22 Apr 2020

Bank support of loans scheme for SMEs too slow - Robertson

10:52 am on 22 April 2020

Banks should provide more backing for small and medium sized businesses as they bear the brunt of the economic impact of Covid-19, the finance minister says.

Minister of Finance Grant Robertson speaking at the briefing for a Covid-19 daily update on 17 April, 2020.

Grant Robertson says the business loan guarantee scheme is fully up and running. Photo: Pool / NZME

Robertson agreed on Morning Report that SMEs are like the infantry on the frontline taking a hammering during the current lockdown.

He said the government "100 percent recognise their sacrifice".

"We do need to see the pain being shared across the economy here and I really do call on the banks in particular to follow through on the business loan guarantee scheme that the government is carrying 80 percent of the risk of and make sure small and medium enterprises do get it."

Although billions of dollars has gone out from banks to customers, the uptake for the business loan guarantee scheme had been "a bit slow" and he encouraged small businesses that had had loan applications turned down to go back and ask again.

"The scheme is fully up and running now and it's one that we do believe will help a lot of small and medium businesses."

National Party leader Simon Bridges has said SMEs are paying the price for the extension of alert level 4 restrictions to next week.

He has received hundreds of emails a day from small business owners wanting National to ask questions of the government, including about the extension of the lockdown.

In response, Robertson said Bridges' response is the kind of politicking that doesn't do him any favours.

"We've seen the best part of $7 billion to $8 billion of the wage subsidy scheme go out to small and medium sized enterprises.

"I think in many ways Mr Bridges' words are a little bit insulting to the SMEs. Of course there's a huge degree of anxiety out there but the 12-week payment [for wages] means that we can all get a bit of breathing space."

He said for those businesses preparing to go back into operation from next week they had lost two business days by having the lockdown extended.

There had been strong support from business organisations and some National MPs "for doing it once and doing it right".

The government is working on more support for SMEs that may be available before the Budget although Robertson was unwilling to say when any announcement would be made.

Robertson disagrees with Labour MP

Deborah Russell

Deborah Russell Photo: RNZ / Claire Eastham-Farrelly

Asked about Labour MP for Grey Lynn Deborah Russell's comments at the Epidemic Response Committee meeting yesterday that some small businesses didn't have the structure and capital to withstand a major setback, Robertson said he disagreed with her comments.

People often poured their own money into SMEs, and got cash from friends or families. It was hard to get going and sustain them even in normal times, Robertson said.

"One of the things that has come to light is that for a lot of small business owners they haven't had the relationships with their bank, or with Inland Revenue, partly because they haven't had the time for it.

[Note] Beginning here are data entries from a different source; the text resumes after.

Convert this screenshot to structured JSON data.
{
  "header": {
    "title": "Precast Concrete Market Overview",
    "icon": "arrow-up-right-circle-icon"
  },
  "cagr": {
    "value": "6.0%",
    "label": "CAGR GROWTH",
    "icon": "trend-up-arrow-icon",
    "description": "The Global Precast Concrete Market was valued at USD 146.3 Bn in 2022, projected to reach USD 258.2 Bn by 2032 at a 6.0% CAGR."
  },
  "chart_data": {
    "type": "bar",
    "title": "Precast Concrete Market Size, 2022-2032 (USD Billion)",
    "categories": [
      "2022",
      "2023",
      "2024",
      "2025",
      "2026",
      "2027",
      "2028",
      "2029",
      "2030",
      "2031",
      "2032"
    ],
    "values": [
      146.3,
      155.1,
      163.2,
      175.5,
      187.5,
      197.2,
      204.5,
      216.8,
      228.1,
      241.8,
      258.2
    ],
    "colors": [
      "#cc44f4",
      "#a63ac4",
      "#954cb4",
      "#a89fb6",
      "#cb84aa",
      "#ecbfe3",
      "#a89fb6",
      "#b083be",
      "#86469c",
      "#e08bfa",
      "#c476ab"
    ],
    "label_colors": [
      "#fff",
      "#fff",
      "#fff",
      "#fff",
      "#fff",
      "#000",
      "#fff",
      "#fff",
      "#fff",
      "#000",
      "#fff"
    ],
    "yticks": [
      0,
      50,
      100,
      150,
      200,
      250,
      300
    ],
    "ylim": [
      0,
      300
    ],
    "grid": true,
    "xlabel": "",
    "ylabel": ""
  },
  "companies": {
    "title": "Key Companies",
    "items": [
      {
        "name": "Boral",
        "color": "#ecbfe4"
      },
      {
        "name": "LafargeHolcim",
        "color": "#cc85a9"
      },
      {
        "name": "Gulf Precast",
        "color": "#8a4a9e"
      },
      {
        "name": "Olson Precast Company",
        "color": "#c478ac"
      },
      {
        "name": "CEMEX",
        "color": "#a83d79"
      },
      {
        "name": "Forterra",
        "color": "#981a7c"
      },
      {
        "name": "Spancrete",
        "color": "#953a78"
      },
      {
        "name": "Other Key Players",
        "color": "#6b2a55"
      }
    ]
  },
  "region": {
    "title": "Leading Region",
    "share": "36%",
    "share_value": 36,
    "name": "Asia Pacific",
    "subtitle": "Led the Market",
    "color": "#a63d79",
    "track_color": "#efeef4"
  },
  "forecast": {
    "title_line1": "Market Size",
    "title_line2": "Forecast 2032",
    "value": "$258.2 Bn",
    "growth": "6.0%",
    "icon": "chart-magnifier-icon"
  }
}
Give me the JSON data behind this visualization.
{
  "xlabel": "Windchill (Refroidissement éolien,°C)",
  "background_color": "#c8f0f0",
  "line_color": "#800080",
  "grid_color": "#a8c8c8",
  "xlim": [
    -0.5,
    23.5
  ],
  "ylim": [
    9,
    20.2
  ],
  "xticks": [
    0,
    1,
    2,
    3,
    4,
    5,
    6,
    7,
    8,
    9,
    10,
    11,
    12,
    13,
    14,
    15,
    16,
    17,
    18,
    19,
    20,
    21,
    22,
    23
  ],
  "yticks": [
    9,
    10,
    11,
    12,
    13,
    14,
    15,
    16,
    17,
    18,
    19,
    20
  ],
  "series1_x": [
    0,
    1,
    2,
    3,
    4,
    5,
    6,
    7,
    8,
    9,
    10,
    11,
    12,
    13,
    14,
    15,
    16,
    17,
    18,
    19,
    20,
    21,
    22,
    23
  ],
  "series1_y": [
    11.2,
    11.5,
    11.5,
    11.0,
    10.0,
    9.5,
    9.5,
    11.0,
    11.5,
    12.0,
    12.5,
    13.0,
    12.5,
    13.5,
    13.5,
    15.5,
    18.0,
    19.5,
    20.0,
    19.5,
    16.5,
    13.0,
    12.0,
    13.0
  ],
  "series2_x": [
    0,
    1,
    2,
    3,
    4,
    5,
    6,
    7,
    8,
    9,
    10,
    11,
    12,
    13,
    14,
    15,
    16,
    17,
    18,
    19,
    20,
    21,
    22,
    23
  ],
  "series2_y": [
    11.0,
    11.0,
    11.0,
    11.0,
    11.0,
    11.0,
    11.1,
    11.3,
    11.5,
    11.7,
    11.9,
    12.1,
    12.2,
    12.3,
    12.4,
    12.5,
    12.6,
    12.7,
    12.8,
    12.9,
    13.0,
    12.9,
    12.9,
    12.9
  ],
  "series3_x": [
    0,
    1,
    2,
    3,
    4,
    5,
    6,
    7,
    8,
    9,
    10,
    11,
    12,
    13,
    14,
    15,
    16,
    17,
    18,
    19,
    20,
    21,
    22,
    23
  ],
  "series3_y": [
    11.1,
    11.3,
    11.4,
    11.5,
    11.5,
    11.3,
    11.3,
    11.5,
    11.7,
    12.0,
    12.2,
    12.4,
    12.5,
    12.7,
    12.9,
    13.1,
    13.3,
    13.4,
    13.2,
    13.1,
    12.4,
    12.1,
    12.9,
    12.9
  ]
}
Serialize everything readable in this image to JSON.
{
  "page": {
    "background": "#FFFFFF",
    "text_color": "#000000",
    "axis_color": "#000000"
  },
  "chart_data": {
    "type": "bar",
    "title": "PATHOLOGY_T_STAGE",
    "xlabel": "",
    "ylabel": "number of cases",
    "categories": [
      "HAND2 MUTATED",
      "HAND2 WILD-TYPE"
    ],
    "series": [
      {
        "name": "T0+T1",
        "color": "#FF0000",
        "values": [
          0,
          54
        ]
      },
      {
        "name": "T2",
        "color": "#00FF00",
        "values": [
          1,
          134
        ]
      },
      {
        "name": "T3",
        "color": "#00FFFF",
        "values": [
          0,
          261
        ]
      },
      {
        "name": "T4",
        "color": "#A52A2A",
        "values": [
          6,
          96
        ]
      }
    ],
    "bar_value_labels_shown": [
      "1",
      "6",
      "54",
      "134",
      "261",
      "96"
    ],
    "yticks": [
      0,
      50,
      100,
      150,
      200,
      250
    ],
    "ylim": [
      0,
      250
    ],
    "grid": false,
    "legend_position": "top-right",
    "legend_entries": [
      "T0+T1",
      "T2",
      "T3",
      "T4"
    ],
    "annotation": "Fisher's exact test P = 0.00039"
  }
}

"And that why we've put in place a significant investment in business advisory services which we really do encourage SMEs to take up now because this is the opportunity to take a look at the business, see what support is available ..."

Asked about the possibility of state sector pay cuts, Robertson said people in the sector were working incredibly hard to help the country recover from the pandemic's effects.

"We need a strong public service at the moment to be able to help deliver the support and the recovery...

The managers of Crown entities which are standalone bodies are responding to leadership from government in terms of reducing salaries during the course of the economic difficulties brought about by Covid-19.